Die Bäume standen inzwischen wieder dichter und der Pfad führte noch ein Stück in das Tal hinein und schließlich wieder hinaus. Die meiste Zeit war er so zugewachsen, dass er Nils keine Sicht auf die weitere Umgebung erlaubte. Nur ein einziges Mal war ihm ein kurzer Blick auf einen schneebedeckten Gebirgszug vergönnt. Der erschien ihm jedoch zu weit entfernt, als dass er die Wand des Tales sein konnte, durch das er sich bewegte. Und er fand es umso eigenartiger, weil es bei ihm zu Hause keine Berge gab.

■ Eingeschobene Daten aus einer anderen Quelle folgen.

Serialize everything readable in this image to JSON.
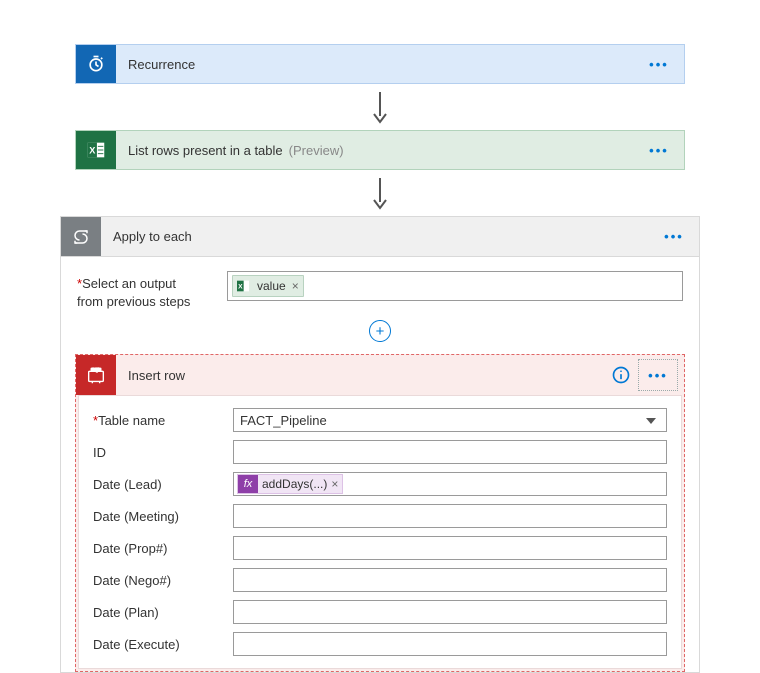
{
  "recurrence": {
    "label": "Recurrence"
  },
  "excel": {
    "label": "List rows present in a table",
    "preview": "(Preview)"
  },
  "apply": {
    "label": "Apply to each"
  },
  "selectOutput": {
    "labelLine1": "Select an output",
    "labelLine2": "from previous steps",
    "token": "value"
  },
  "sql": {
    "title": "Insert row",
    "fields": {
      "tableName": {
        "label": "Table name",
        "value": "FACT_Pipeline",
        "required": true
      },
      "id": {
        "label": "ID"
      },
      "dateLead": {
        "label": "Date (Lead)",
        "fx": "addDays(...)"
      },
      "dateMeeting": {
        "label": "Date (Meeting)"
      },
      "dateProp": {
        "label": "Date (Prop#)"
      },
      "dateNego": {
        "label": "Date (Nego#)"
      },
      "datePlan": {
        "label": "Date (Plan)"
      },
      "dateExecute": {
        "label": "Date (Execute)"
      }
    }
  },
  "glyph": {
    "fx": "fx",
    "star": "*",
    "x": "×",
    "plus": "+",
    "dots": "•••"
  }
}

Nils hatte jedes Zeitgefühl verloren. Ohne Uhr und ohne Sonnenstand war er in dieser Hinsicht hilflos. Aber seit er die Lichtung verlassen hatte, schien sich die Tageshelligkeit nicht verändert zu haben. Es war merkwürdig, aber wenn er in den Himmel hinaufschaute, dann hatte er den Eindruck, als würde er durch einen makellosen, milchig grauen Kristall blicken. Es gab für Nils aber keinen Zweifel, dass er schon einige Stunden unterwegs war und allmählich bekam er Hunger. Es gab jedoch nirgends etwas, das wie Nahrung aussah, kein Obst und keine anderen Früchte. Er hatte an einigen Bäumen zwar das eine oder andere gesehen, das wie eine Frucht aussah, aber sein Hunger war noch nicht groß genug gewesen, um es unüberlegt zu pflücken und zu versuchen. Nils wusste nicht viel von diesen Dingen, also hatte er auch keine Ahnung, ob das wirklich Obst war, ob es reif war und ob es überhaupt essbar war. Deshalb hatte er die Hände davon gelassen.
In seiner Jackentasche fand er schließlich einen etwas älteren Schokoladenriegel.